The Wall Street Journal also reports that the Affordable Care Act is expected “to spur more business to medical-device, pharmaceutical, and other health-care companies.” America’s favorite financial news source isn’t the only one excited about the healthcare industry. Gina Sanchez, founder of Chantico Global, believes that healthcare is definitely an industry to keep an eye on.
"If you look at individual names in the health-care market, there are certainly opportunities there," Sanchez told Yahoo Finance. "We might see some bottoming in the biotech industry. We're finally seeing R&D pick up and some new drug approvals coming on to the market. That would be positive."
The obvious question many investing newcomers have is: How do you start?
According to SureTrader, a company that specializes in making the process easy enough for everyone to be able to participate, the key to investing in healthcare companies is finding ones that create “safe and efficient” products.
“The first step for investing in any kind of company is to determine whether or not a profit can be made and how much profit you expect to make,” SureTrader representative Khyle Higgs told Opposing Views. “The Healthcare Industry is one that always needs investments as research is ongoing. But with healthcare investments, it’s best to investigate and ensure that the healthcare company is one that creates safe and efficient products. Lawsuit settlements for healthcare companies are often costly and work against the success and reputable name of the company, or product itself.”

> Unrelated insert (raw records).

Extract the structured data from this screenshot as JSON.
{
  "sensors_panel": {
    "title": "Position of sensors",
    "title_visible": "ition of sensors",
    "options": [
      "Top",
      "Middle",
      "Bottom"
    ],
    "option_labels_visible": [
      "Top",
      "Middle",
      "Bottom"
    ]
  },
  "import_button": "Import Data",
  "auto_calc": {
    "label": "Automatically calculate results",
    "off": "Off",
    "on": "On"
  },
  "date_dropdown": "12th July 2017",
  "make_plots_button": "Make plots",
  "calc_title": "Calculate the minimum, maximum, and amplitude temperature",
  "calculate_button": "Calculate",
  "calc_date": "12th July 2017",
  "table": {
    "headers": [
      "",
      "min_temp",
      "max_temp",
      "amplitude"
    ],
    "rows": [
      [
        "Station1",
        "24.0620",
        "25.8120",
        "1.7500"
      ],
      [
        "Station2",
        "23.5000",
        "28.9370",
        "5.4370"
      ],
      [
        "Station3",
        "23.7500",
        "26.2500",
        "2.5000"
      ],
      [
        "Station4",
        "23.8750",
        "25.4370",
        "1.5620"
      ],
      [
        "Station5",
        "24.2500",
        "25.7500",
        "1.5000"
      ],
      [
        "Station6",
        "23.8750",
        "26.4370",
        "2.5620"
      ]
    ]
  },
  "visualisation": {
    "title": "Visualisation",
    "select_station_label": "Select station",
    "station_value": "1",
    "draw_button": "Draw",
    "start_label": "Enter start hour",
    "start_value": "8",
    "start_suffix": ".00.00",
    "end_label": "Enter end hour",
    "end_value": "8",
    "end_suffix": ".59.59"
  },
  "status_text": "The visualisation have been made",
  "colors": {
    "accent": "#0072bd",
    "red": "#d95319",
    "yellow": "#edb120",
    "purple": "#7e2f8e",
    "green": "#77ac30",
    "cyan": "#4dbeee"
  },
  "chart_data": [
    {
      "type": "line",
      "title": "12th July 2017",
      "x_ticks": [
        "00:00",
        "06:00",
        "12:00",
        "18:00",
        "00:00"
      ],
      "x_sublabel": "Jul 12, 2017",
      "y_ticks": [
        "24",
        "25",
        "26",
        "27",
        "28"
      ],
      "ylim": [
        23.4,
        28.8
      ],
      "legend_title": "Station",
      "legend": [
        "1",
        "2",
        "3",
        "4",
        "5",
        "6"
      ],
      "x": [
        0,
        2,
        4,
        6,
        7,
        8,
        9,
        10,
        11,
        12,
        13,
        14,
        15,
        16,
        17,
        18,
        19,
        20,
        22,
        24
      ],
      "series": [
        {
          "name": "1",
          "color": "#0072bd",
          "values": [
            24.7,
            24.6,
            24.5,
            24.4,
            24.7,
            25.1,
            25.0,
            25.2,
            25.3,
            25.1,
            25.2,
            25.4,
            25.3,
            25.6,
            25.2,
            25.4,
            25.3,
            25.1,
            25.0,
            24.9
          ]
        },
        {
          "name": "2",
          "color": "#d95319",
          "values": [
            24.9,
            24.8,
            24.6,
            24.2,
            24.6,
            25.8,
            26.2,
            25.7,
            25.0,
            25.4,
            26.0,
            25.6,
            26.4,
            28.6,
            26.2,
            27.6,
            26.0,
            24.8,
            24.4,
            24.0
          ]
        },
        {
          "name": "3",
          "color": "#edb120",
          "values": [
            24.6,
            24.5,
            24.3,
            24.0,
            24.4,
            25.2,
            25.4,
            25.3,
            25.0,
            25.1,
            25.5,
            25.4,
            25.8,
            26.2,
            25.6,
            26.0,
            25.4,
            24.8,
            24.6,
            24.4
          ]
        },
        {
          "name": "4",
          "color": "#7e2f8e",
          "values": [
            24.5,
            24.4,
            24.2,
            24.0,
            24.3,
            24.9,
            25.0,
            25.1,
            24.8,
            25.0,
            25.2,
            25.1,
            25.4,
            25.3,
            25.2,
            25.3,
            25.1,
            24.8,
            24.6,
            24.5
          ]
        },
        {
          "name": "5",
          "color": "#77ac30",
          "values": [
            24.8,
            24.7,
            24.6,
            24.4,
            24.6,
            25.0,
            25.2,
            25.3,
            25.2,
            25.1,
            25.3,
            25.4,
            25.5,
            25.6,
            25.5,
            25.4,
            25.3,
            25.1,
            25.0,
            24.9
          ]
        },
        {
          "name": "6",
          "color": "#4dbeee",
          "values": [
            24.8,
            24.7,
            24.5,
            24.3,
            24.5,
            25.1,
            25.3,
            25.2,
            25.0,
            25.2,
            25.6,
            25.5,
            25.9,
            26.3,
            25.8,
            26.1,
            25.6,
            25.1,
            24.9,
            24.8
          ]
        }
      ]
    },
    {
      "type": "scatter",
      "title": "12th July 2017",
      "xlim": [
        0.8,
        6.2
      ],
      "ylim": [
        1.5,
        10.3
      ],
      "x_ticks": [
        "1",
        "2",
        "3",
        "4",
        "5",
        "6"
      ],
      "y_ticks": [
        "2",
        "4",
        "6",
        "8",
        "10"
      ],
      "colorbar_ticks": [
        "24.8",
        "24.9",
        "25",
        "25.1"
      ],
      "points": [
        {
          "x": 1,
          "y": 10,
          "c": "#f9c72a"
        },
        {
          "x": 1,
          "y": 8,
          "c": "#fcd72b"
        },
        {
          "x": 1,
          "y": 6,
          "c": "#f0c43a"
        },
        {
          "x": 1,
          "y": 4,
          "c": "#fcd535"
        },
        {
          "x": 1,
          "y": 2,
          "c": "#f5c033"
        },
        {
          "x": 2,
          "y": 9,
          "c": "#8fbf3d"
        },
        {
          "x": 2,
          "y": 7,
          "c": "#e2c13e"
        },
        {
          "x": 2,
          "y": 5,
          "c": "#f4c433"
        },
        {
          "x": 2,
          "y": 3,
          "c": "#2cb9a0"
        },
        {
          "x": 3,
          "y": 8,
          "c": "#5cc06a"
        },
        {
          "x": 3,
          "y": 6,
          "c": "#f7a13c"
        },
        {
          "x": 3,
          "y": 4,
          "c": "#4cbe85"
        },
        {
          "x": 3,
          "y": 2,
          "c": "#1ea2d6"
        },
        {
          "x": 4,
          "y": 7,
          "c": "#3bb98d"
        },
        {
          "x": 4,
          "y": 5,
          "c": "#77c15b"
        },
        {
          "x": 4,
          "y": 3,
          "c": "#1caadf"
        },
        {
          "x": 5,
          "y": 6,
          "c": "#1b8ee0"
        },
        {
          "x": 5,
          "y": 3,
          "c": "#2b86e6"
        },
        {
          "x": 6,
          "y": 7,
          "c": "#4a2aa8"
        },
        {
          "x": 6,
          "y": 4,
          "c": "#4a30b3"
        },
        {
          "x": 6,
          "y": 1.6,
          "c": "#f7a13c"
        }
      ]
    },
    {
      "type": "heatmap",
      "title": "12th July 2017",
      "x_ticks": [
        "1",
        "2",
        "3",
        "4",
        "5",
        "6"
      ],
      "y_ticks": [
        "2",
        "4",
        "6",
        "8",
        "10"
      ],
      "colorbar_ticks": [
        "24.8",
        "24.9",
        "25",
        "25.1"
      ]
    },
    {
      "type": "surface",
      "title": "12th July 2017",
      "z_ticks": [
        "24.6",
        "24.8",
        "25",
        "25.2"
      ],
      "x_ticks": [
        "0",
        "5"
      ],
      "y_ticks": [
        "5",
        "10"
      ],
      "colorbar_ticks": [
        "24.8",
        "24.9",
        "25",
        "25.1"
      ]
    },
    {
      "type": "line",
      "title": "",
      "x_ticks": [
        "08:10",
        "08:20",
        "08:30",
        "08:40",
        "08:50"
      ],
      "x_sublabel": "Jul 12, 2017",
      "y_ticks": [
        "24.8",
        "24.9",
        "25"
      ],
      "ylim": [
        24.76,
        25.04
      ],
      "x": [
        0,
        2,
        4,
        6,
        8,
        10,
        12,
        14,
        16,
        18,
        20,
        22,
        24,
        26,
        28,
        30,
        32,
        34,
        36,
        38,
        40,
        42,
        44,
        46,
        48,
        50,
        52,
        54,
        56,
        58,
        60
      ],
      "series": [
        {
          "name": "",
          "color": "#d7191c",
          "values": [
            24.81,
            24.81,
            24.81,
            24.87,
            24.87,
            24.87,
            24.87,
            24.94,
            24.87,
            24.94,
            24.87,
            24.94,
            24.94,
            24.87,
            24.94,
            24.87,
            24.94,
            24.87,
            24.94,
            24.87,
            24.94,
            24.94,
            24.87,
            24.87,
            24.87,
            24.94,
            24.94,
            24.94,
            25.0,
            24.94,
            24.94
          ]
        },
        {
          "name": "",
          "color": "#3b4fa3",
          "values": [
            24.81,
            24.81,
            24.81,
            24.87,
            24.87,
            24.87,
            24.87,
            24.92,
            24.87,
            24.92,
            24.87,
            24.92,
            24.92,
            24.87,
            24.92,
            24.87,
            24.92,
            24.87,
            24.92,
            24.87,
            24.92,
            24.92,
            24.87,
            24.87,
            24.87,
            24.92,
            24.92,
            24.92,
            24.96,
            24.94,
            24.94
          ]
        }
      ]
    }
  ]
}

Much as is the case with other stocks, the historical success of healthcare companies also offers some insight into how they will perform in the future.
“There are a number of successful healthcare companies that are thriving in the market,” Higgs continued. “The best thing to do is to look at the company’s past performance, especially its recent stock trading performance (if public).”
If tech and healthcare are outside of your comfort zone, there are some interesting classic investments that are making something of a comeback. As the economy has improved, housing has seen a real resurgence.
"Look, the Federal Reserve has won,” MSN Money writes. “Home prices [were] going up too high and now they have cooled off while demand has stayed pretty consistent – but supply has fallen behind.”
In layman’s terms: In many parts of the country, it’s a seller’s market again.
Retail is another industry that has experienced resurgence in recent years. When the economy was at its low point, consumers could not afford to shop. Now that purchasing power is (slowly) returning to old levels, stores are experiencing a revival of sorts.
When it comes to minimizing investment risk and potential losses, Khyle Higgs of SureTrader offers the following advice:
“Investors have to monitor the performance of the companies, commodities, and industries that they have invested in. News, quarterly reports, any kind of information about a company that is released can affect how other investors act towards stock and thus, your investment is affected as well. It’s best to keep an eye out for spikes in profits, slumps that lead to losses, and information being reported about the company or industry,” he says. “Investors also have to know the exact amount that was initially spent on that investment and if the investment was stock, as well as the price at which it was bought. Knowledge is power when it comes to investments, and that’s the best way to minimize risk.”
Regardless of what industry you choose to invest in, everyone’s key take away from the past few years should be that wages are not the only way to make money. Jobs come and jobs go – a lesson much of the U.S. population learned the hard way. Having a secondary source is no longer a luxury, it is a necessity.